If the guest adds a buffer to the TX virtqueue (guest->host) and kicks
while the backend is temporarily NULL (between vhost_vsock_drop_backends()
and the next vhost_vsock_start()), then the kick is delivered to the
vhost worker, handle_tx_kick() sees a NULL backend and returns, and the
kick signal is consumed.  The buffer is then left in the ring.

Then upon device start vhost_vsock_start() only re-kicks the RX send
worker, never the TX VQ, so the buffer is processed only if the guest
happens to kick again.  But if the guest itself is now waiting for data
from the host, it will never kick TX VQ again, and we end up in a
deadlock.

The deadlock is reproduced during active host->guest socat data transfer
under multiple consecutive CPR live-update's.

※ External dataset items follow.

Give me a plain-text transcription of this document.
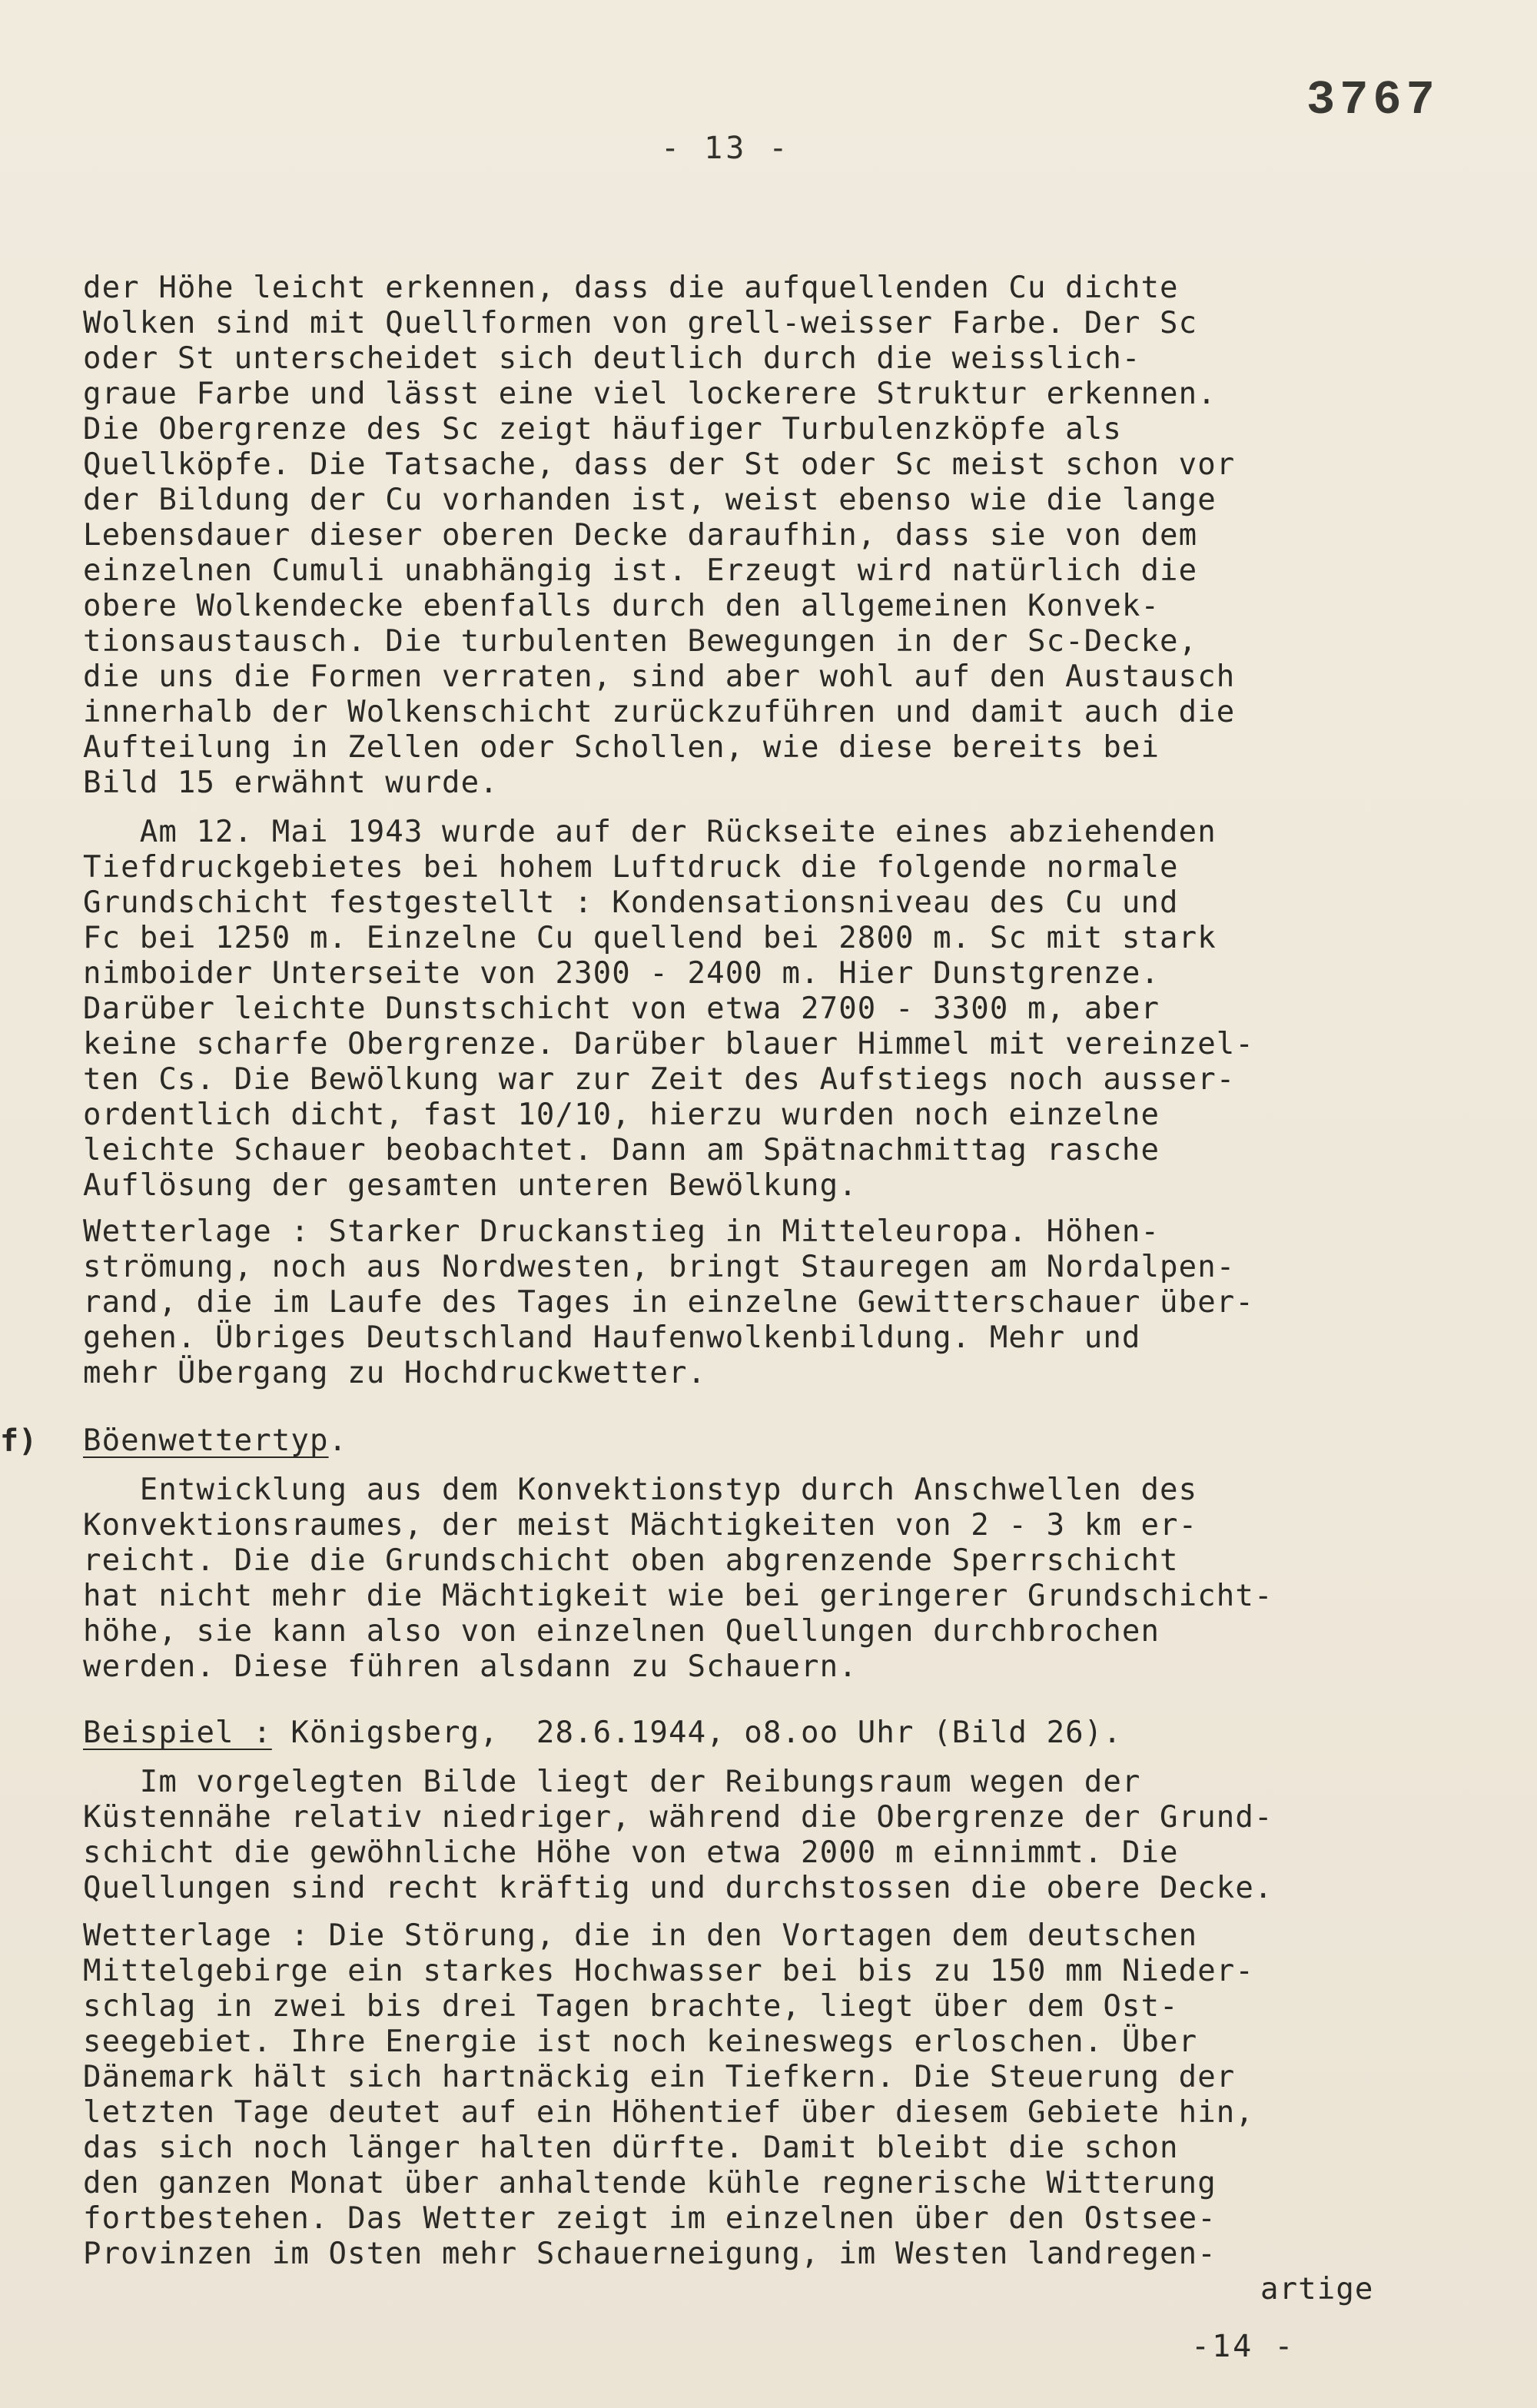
3767
- 13 -
der Höhe leicht erkennen, dass die aufquellenden Cu dichte
Wolken sind mit Quellformen von grell-weisser Farbe. Der Sc
oder St unterscheidet sich deutlich durch die weisslich-
graue Farbe und lässt eine viel lockerere Struktur erkennen.
Die Obergrenze des Sc zeigt häufiger Turbulenzköpfe als
Quellköpfe. Die Tatsache, dass der St oder Sc meist schon vor
der Bildung der Cu vorhanden ist, weist ebenso wie die lange
Lebensdauer dieser oberen Decke daraufhin, dass sie von dem
einzelnen Cumuli unabhängig ist. Erzeugt wird natürlich die
obere Wolkendecke ebenfalls durch den allgemeinen Konvek-
tionsaustausch. Die turbulenten Bewegungen in der Sc-Decke,
die uns die Formen verraten, sind aber wohl auf den Austausch
innerhalb der Wolkenschicht zurückzuführen und damit auch die
Aufteilung in Zellen oder Schollen, wie diese bereits bei
Bild 15 erwähnt wurde.
Am 12. Mai 1943 wurde auf der Rückseite eines abziehenden
Tiefdruckgebietes bei hohem Luftdruck die folgende normale
Grundschicht festgestellt : Kondensationsniveau des Cu und
Fc bei 1250 m. Einzelne Cu quellend bei 2800 m. Sc mit stark
nimboider Unterseite von 2300 - 2400 m. Hier Dunstgrenze.
Darüber leichte Dunstschicht von etwa 2700 - 3300 m, aber
keine scharfe Obergrenze. Darüber blauer Himmel mit vereinzel-
ten Cs. Die Bewölkung war zur Zeit des Aufstiegs noch ausser-
ordentlich dicht, fast 10/10, hierzu wurden noch einzelne
leichte Schauer beobachtet. Dann am Spätnachmittag rasche
Auflösung der gesamten unteren Bewölkung.
Wetterlage : Starker Druckanstieg in Mitteleuropa. Höhen-
strömung, noch aus Nordwesten, bringt Stauregen am Nordalpen-
rand, die im Laufe des Tages in einzelne Gewitterschauer über-
gehen. Übriges Deutschland Haufenwolkenbildung. Mehr und
mehr Übergang zu Hochdruckwetter.
f) Böenwettertyp.
Entwicklung aus dem Konvektionstyp durch Anschwellen des
Konvektionsraumes, der meist Mächtigkeiten von 2 - 3 km er-
reicht. Die die Grundschicht oben abgrenzende Sperrschicht
hat nicht mehr die Mächtigkeit wie bei geringerer Grundschicht-
höhe, sie kann also von einzelnen Quellungen durchbrochen
werden. Diese führen alsdann zu Schauern.
Beispiel : Königsberg,  28.6.1944, o8.oo Uhr (Bild 26).
Im vorgelegten Bilde liegt der Reibungsraum wegen der
Küstennähe relativ niedriger, während die Obergrenze der Grund-
schicht die gewöhnliche Höhe von etwa 2000 m einnimmt. Die
Quellungen sind recht kräftig und durchstossen die obere Decke.
Wetterlage : Die Störung, die in den Vortagen dem deutschen
Mittelgebirge ein starkes Hochwasser bei bis zu 150 mm Nieder-
schlag in zwei bis drei Tagen brachte, liegt über dem Ost-
seegebiet. Ihre Energie ist noch keineswegs erloschen. Über
Dänemark hält sich hartnäckig ein Tiefkern. Die Steuerung der
letzten Tage deutet auf ein Höhentief über diesem Gebiete hin,
das sich noch länger halten dürfte. Damit bleibt die schon
den ganzen Monat über anhaltende kühle regnerische Witterung
fortbestehen. Das Wetter zeigt im einzelnen über den Ostsee-
Provinzen im Osten mehr Schauerneigung, im Westen landregen-
artige
-14 -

To fix this, in vhost_vsock_start(), after kicking the RX send worker, also
queue the TX vq poll so any buffers the guest enqueued while we were paused
get scanned.

Signed-off-by: Andrey Drobyshev <andrey.drobyshev@virtuozzo.com>
---
 drivers/vhost/vsock.c | 6 ++++++
 1 file changed, 6 insertions(+)

diff --git a/drivers/vhost/vsock.c b/drivers/vhost/vsock.c
index bcaba36becd7..1fcfe71d18be 100644
--- a/drivers/vhost/vsock.c
+++ b/drivers/vhost/vsock.c
@@ -655,6 +655,12 @@ static int vhost_vsock_start(struct vhost_vsock *vsock)
 	 */
 	vhost_vq_work_queue(&vsock->vqs[VSOCK_VQ_RX], &vsock->send_pkt_work);
 
+	/*
+	 * Some packets might've also been queued in TX VQ.  Re-scan it here,
+	 * mirroring the RX send-worker kick above.
+	 */
+	vhost_poll_queue(&vsock->vqs[VSOCK_VQ_TX].poll);
+
 	mutex_unlock(&vsock->dev.mutex);
 	return 0;
 
-- 
2.47.1